Of the 15 frogs examined, two of seven Rio Grande Leopard Frogs, and three of eight Vaillant´s Frog were positive for cystacanths. Three cystacanths belonged to M. ingens, and two others belonged to genus Oncicola (see Fig. 3A). Both frog species showed low rate of infection (28% and 37% in Rio Grande Leopard Frog and Vaillant´s Frog, respectively). The presence of cystacanths of M. ingens and Oncicola sp., in the paratenic hosts resulted from the ingestion of arthropod the intermediate hosts. The current evidence suggested that the frogs are capable of harboring two species of archiacanthocephalans that complete their life cycle in different definite hosts.
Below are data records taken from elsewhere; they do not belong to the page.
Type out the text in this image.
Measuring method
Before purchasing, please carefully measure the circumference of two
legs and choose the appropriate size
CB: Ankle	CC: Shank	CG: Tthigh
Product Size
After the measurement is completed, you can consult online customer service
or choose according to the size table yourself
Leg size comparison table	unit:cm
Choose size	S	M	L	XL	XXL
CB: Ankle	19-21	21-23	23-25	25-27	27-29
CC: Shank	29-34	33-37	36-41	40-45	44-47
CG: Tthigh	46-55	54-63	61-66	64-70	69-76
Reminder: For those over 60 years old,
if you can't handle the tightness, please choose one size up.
For example, the adult of M. ingens has been recorded only in raccoons and the adults of the genus Oncicola have been recorded in the Virginia Opossum (Didelphis virginiana Kerr) and White-Nosed Coati (Nasua narica Linnaeus) in southeastern Mexico (García-Prieto et al., 2010).
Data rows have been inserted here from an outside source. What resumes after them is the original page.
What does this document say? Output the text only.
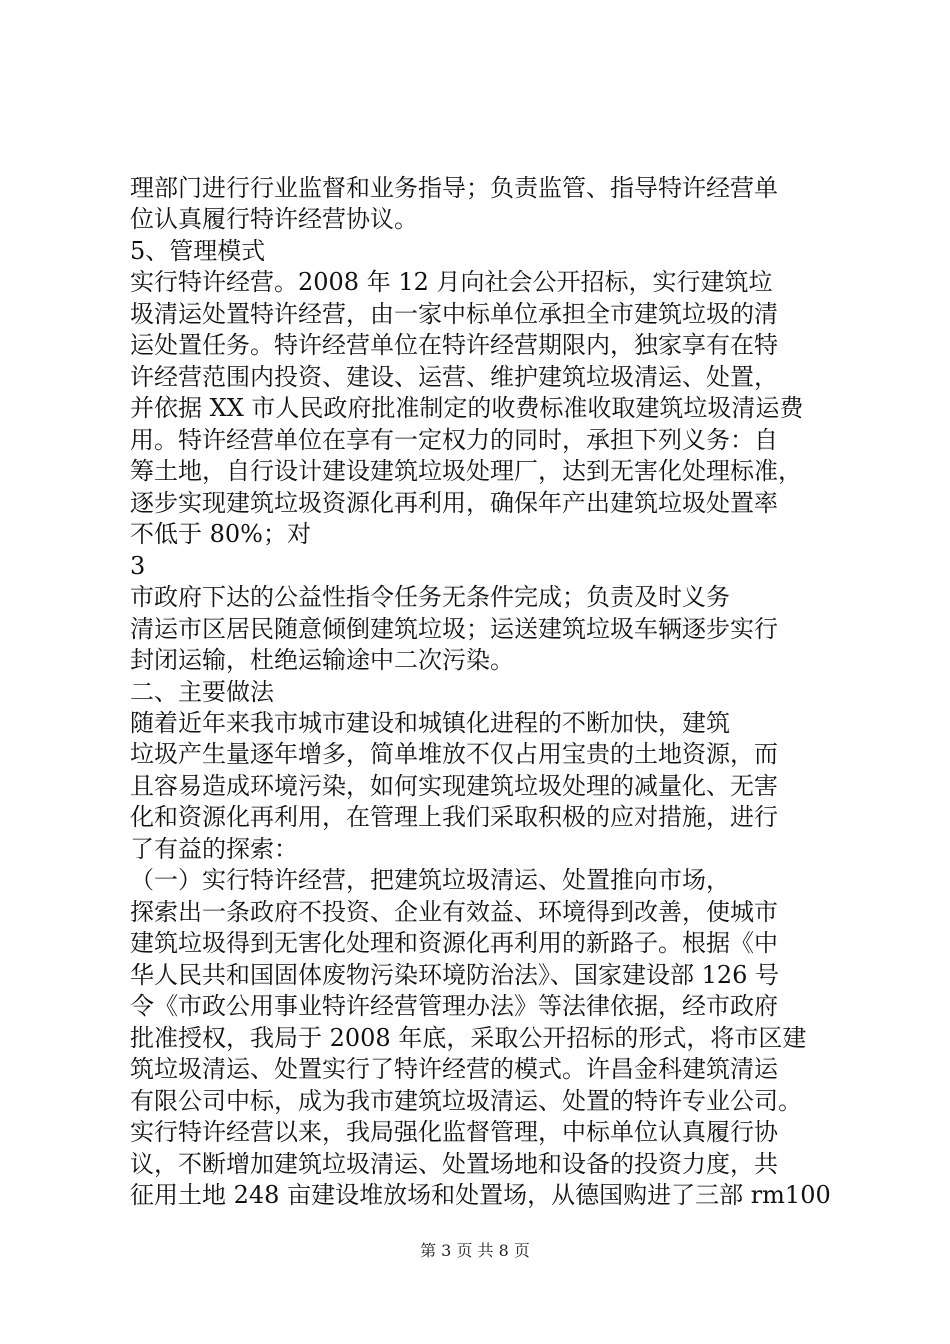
理部门进行行业监督和业务指导；负责监管、指导特许经营单
位认真履行特许经营协议。
5、管理模式
实行特许经营。2008 年 12 月向社会公开招标，实行建筑垃
圾清运处置特许经营，由一家中标单位承担全市建筑垃圾的清
运处置任务。特许经营单位在特许经营期限内，独家享有在特
许经营范围内投资、建设、运营、维护建筑垃圾清运、处置，
并依据 XX 市人民政府批准制定的收费标准收取建筑垃圾清运费
用。特许经营单位在享有一定权力的同时，承担下列义务：自
筹土地，自行设计建设建筑垃圾处理厂，达到无害化处理标准，
逐步实现建筑垃圾资源化再利用，确保年产出建筑垃圾处置率
不低于 80%；对
3
市政府下达的公益性指令任务无条件完成；负责及时义务
清运市区居民随意倾倒建筑垃圾；运送建筑垃圾车辆逐步实行
封闭运输，杜绝运输途中二次污染。
二、主要做法
随着近年来我市城市建设和城镇化进程的不断加快，建筑
垃圾产生量逐年增多，简单堆放不仅占用宝贵的土地资源，而
且容易造成环境污染，如何实现建筑垃圾处理的减量化、无害
化和资源化再利用，在管理上我们采取积极的应对措施，进行
了有益的探索：
（一）实行特许经营，把建筑垃圾清运、处置推向市场，
探索出一条政府不投资、企业有效益、环境得到改善，使城市
建筑垃圾得到无害化处理和资源化再利用的新路子。根据《中
华人民共和国固体废物污染环境防治法》、国家建设部 126 号
令《市政公用事业特许经营管理办法》等法律依据，经市政府
批准授权，我局于 2008 年底，采取公开招标的形式，将市区建
筑垃圾清运、处置实行了特许经营的模式。许昌金科建筑清运
有限公司中标，成为我市建筑垃圾清运、处置的特许专业公司。
实行特许经营以来，我局强化监督管理，中标单位认真履行协
议，不断增加建筑垃圾清运、处置场地和设备的投资力度，共
征用土地 248 亩建设堆放场和处置场，从德国购进了三部 rm100
第 3 页 共 8 页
In addition, a total of 26 adults of Brown Basilisks (Basiliscus vittatus) from southern Florida, showed high rates of infection with M. ingens in 92% and 93% in males and females, respectively. In southern Florida, the Brown Basilisk is a successful and widespread invasive corytophanid lizard with breeding populations established as early as 1976 (Wilson & Porras, 1983; Krysko et al., 2006). This lizard inhabits riparian environments which are frequented by raccoons and other mammals such as foxes, skunks, opossum, coyotes and black bear which feed of brown basilisks, other lizards and frogs that serves as paratenic hosts of M. ingens (see references in Richardson, 2014). In addition, we found that, on average, female brown basilisks harbored twice as many cystacanths of M. ingens than males. The reason for this difference between the sexes is not known. However, relative to most lizards, this species is strongly dimorphic sexually (Rodda, 2020), and the difference in parasite load may reflect an ecological difference between males and females.

Finally, the participation of paratenic hosts in the life cycle of the acanthocephalans, represented an evolutionary innovation, and it has been conserved across the phylum (Kennedy, 2006; Near, 2002). When the cystacanth reaches a paratenic vertebrate host, it may partially evert and move into the body cavity, body wall, musculature, or some organ such as the liver where it encysts. At least in basilisks, we did not find cystacanths of M. ingens embedded in organ tissue, but observed cystacanths in all of these other locations with most being found in a retroperitoneal location. The paratenic host has played a principal role in the diversification of the acanthocephalans, because it facilitates transmission and serves as a trophic bridge between intermediate and definitive hosts (Kennedy, 2006).